Non poteva essere imbarazzo quello nella voce di Katakuri. Un essere tanto irraggiungibile non poteva provare emozioni così umane per una sciocchezza come l’arredamento della stanza. Ichiji era certo che Katakuri si fosse sbattuto la mano in faccia.
In effetti, non c’era nulla di cui essere imbarazzati. Semplicemente era arredata come lo sarebbe stata una camera di un liceale. Lo scotch si stava staccando dalle ante dell’armadio, lasciando penzolare gli angoli dei poster delle band punk rock che avevano raggiunto l’apice una decina di anni prima, ma che erano ancora molto note. Su uno scaffale erano ben allineati libri universitari di economia e statistica, coperti da un leggero strato di polvere; al di sotto di esso, svettavano trofei di alcuni tornei di arti marziali. Ichiji non era sorpreso che fossero tutti premi per chi aveva raggiunto il gradino più alto del podio.
Quello che sorprendeva Vinsmoke era però la quantità di foto: a decine, più o meno sbiadite. Su fogli da stampante, rullino o polaroid istantanea. Appese, incorniciate, scocciate accanto a biglietti di concerti autografati dalla band in questione.
Katakuri e la famiglia Charlotte, in differenti momenti, età, situazioni. In occasioni importanti o immortalati nel dolce far niente quotidiano.

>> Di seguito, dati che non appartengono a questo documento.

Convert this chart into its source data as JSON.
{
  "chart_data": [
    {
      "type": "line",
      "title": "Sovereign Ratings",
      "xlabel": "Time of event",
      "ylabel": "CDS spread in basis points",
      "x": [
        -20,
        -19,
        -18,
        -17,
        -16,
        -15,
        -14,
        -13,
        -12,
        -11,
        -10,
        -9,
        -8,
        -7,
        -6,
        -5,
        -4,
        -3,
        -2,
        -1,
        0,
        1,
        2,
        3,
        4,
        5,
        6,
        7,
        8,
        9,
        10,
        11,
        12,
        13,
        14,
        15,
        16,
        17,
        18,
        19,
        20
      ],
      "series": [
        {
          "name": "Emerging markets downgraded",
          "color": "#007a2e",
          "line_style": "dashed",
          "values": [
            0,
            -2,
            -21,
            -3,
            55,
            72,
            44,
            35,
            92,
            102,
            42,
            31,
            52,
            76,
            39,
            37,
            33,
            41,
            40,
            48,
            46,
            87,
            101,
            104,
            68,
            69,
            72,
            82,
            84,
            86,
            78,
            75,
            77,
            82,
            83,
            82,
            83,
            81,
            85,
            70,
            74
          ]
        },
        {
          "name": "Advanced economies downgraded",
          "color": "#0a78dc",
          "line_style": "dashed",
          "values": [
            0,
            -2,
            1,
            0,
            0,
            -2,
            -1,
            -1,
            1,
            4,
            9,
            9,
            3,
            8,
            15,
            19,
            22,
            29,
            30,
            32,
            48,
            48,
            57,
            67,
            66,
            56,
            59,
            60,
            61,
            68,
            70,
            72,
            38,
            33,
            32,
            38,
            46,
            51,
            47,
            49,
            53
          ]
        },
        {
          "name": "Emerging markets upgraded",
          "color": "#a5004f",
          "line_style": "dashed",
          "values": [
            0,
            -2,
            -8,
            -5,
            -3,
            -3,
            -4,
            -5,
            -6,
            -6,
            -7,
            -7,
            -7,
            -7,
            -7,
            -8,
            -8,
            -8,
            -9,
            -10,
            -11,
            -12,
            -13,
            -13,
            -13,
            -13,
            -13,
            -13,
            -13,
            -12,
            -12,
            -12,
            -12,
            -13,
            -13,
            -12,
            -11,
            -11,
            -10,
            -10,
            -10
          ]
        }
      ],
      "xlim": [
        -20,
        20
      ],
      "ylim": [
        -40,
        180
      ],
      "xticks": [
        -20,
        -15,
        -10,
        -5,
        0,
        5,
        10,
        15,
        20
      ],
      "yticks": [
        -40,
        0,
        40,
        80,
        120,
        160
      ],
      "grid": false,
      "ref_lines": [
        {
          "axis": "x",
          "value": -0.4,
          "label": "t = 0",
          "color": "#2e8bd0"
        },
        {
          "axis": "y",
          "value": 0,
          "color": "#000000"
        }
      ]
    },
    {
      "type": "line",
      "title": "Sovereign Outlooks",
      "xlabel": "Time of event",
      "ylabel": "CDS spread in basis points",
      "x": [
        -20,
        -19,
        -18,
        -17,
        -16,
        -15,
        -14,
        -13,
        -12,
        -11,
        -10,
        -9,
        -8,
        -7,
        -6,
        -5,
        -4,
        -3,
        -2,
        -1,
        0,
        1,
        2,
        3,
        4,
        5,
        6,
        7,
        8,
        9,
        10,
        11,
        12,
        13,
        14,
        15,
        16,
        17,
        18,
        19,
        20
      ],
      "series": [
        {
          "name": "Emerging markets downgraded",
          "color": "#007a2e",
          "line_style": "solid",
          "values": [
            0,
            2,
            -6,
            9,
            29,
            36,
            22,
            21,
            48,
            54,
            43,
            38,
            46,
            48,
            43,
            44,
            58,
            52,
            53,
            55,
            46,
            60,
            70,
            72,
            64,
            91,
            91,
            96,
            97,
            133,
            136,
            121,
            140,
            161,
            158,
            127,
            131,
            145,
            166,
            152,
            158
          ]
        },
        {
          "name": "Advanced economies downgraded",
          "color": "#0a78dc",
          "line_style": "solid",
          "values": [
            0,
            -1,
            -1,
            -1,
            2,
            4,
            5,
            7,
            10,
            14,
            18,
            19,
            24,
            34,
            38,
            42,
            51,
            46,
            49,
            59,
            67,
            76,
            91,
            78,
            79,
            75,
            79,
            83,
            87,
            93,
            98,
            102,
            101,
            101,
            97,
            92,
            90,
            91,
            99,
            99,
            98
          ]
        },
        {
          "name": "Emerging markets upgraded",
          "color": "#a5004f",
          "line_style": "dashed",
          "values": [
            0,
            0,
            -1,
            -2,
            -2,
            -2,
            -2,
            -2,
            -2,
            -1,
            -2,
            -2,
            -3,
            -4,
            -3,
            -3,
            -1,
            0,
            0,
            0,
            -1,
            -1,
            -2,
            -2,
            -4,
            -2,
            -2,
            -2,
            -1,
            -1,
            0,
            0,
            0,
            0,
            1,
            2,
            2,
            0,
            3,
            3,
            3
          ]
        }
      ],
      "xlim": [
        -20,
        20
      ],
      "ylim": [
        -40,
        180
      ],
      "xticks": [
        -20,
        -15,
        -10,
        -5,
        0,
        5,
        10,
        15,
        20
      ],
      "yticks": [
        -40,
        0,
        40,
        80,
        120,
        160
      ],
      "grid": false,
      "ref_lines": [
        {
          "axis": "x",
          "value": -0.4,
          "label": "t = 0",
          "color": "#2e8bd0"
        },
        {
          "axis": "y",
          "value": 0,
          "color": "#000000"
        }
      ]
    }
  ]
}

Il compagno non gliela aveva accennato che di sfuggita, ma solo in quel momento Ichiji capì quanto la famiglia era importante per Katakuri. Adottato, aveva detto. Vinsmoke non poteva capire cosa significasse essere pescato da un luogo dove si viveva con altri bambini che per te non erano altro che estranei, per essere portato in una realtà dove il bambino che vive con te diventa improvvisamente “fratello”. A differenza della famiglia Vinsmoke, quella parola doveva avere un sapore infinitamente più dolce quando pronunciata dalla bocca di uno dei Charlotte.
Ichiji aprì infine bocca. «È…»
«Infantile» concluse Katakuri come una sentenza, direttamente alle spalle di Ichiji che si stava ancora guardando intorno.
«Pensavo ad altro» ammise secco il più giovane, voltandosi verso il compagno. Non avrebbe mai ammesso che strane emozioni si smuovevano dentro di lui alla visione di quella camera, come quella santuario personale ed intimo desse una sfumatura più palpabile a quel personaggio indefinibile che era Katakuri. Più reale.
«Mmh» fu l’unico commento dell’altro. Lungimirante com’era, Ichiji era sicuro che Katakuri avesse intuito per lo meno la metà di ciò che gli passava per la testa.
«Almeno si può dare la testimonianza al mondo che anche Katakuri Charlotte sembra essere stato un adolescente normale. Di’ un po’, hai anche delle riviste porno nascoste da qualche parte?» ghignò Ichiji, avvicinandosi al fidanzato che, sebbene meno evidente, sorrideva divertito e malizioso pure lui.
«Non ne ho bisogno da diverso tempo. Preferisco la pratica…» il suo tono si era abbassato di un’ottava, mandando una serie di brividi caldi lungo la schiena di Ichiji.
«LA CENA È PRONTA. KATAKURI, SMETTILA DI SCOPARE O TI PASSA L’APPETITO!».
Quella frase era letteralmente stato un annuncio per tutta la famiglia Charlotte, seguito immediatamente da tre colpi alla porta della camera come tre spari di cannone.
Tra tutte le voci, questa Ichiji l’aveva riconosciuta fin troppo bene. Katakuri serrò la mandibola, guardando in cagnesco la porta della camera.
 «Entro la fine della serata seppellirò Cracker…» e sembrò una minaccia tremendamente vera.